FIAF, the International Federation of Film Archives, a global network of film archivists and cinematists, held its 75th international congress along with members of the worldwide film preservation community. Godard dedicated the award to the memory of Iris Barry (1895-1969), the first curator of the Museum of Modern Art Film Library in New York City, and one of the founders of FIAF.

The FIAF Award was introduced in 2001, when it was presented to Martin Scorcese in honour of his advocacy for film preservation. Since then, the award has branched out to include anyone who has worked to promote filmmaking or film preservation. Past recipients include Ingmar Bergman, Agnes Varda, Hou Hsiao-hsien, Peter Bogdanavich, and Christopher Nolan. Each year’s recipient is chosen from a list of nominations submitted by FIAF-affiliated archives from around the world. 

Godard is considered one of the world’s leading directors and the last surviving proponent of the style known as French New Wave. He continued to experiment with new approaches to filmmaking throughout his long career, and has been a powerful influence on later directors.

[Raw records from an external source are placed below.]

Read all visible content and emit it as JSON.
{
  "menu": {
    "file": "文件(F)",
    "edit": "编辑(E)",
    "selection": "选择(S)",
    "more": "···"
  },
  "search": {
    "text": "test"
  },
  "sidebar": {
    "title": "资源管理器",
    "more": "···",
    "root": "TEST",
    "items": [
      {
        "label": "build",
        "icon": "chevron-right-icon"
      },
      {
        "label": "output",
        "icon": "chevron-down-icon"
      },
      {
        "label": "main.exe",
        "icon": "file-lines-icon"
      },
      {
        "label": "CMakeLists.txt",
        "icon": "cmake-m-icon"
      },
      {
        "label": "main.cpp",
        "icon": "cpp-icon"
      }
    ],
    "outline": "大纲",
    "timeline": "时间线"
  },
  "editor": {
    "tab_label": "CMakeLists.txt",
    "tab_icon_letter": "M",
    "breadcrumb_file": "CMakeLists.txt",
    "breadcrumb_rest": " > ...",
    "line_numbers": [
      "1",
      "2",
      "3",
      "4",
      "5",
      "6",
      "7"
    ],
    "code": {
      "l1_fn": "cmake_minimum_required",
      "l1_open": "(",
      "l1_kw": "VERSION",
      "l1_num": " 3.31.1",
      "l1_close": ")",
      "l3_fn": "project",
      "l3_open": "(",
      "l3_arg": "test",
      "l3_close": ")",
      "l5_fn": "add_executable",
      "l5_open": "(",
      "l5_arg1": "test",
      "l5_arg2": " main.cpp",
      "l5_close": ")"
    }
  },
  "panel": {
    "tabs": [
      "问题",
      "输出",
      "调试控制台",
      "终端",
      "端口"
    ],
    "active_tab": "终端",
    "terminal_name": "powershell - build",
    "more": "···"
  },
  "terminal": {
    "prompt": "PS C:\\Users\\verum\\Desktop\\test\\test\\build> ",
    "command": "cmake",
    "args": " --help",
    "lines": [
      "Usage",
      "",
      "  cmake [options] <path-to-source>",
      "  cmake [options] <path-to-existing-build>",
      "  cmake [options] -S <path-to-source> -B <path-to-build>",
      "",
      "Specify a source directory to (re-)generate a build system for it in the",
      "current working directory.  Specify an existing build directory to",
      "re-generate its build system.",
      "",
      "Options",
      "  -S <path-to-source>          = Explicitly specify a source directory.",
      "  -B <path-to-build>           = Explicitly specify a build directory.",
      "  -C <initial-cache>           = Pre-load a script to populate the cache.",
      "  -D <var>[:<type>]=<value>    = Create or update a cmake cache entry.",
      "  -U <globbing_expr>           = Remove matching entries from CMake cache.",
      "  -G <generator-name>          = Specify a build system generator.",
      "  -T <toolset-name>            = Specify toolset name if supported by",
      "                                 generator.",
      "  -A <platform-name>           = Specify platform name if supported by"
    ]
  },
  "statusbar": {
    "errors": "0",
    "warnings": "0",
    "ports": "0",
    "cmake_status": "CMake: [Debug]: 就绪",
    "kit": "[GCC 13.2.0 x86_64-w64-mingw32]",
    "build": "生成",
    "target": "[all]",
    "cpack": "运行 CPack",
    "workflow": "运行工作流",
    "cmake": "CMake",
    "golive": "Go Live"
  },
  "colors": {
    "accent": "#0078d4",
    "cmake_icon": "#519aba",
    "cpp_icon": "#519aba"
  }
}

Much of Godard’s work relates to film history and pays tribute to its classics.

Frédéric Maire, president of FIAF and director of the Cinématheque Suisse, explained this year’s choice: “Jean-Luc Godard’s creativity is deeply rooted in his vast knowledge of film history and his years as a film critic…. He has also been always greatly interested in filming techniques, from light cameras to state-of-the-art digital equipment, helping to develop new 35mm small, light cameras…and experimenting with 3D and 7.1 sound. In the early 1970s, he was also one of the first French filmmakers, together with Carole Roussopoulos, to explore the possibilities of the portable Sony video system.”

FIAF, the International Federation of Film Archives, is a global organization dedicated to the preservation of, and access to, the world’s film heritage. Founded in June 1938 with four members (the British Film Institute in London, the Cinémathèque française in Paris, MoMA in New York, and the Reichsfilmarchiv in Berlin), as of 2018 FIAF brings together 166 institutions in 75 countries – reflecting the growth of film heritage as a worldwide concern. FIAF fosters solidarity, exchange and cooperation between the most prominent cinematheques and film archives worldwide. FIAF’s mission comprises the rescue, collection, preservation, screening, and promotion of films, which are valued both as works of art and culture and as historical documents.

FIAF also oversees an ambitious Training and Outreach program, which runs or takes part in training events for professionals of the film archiving field all over the world, and provides assistance to archives in difficulty. FIAF is in official partnership with UNESCO (with consultative status) and is an active member of the Coordinating Council of Audiovisual Archives Associations (CCAAA), which represents the interests of worldwide professional archive organisations having interests in audiovisual materials and coordinates the celebrations of the World Day for Audiovisual Heritage each year on 27 October.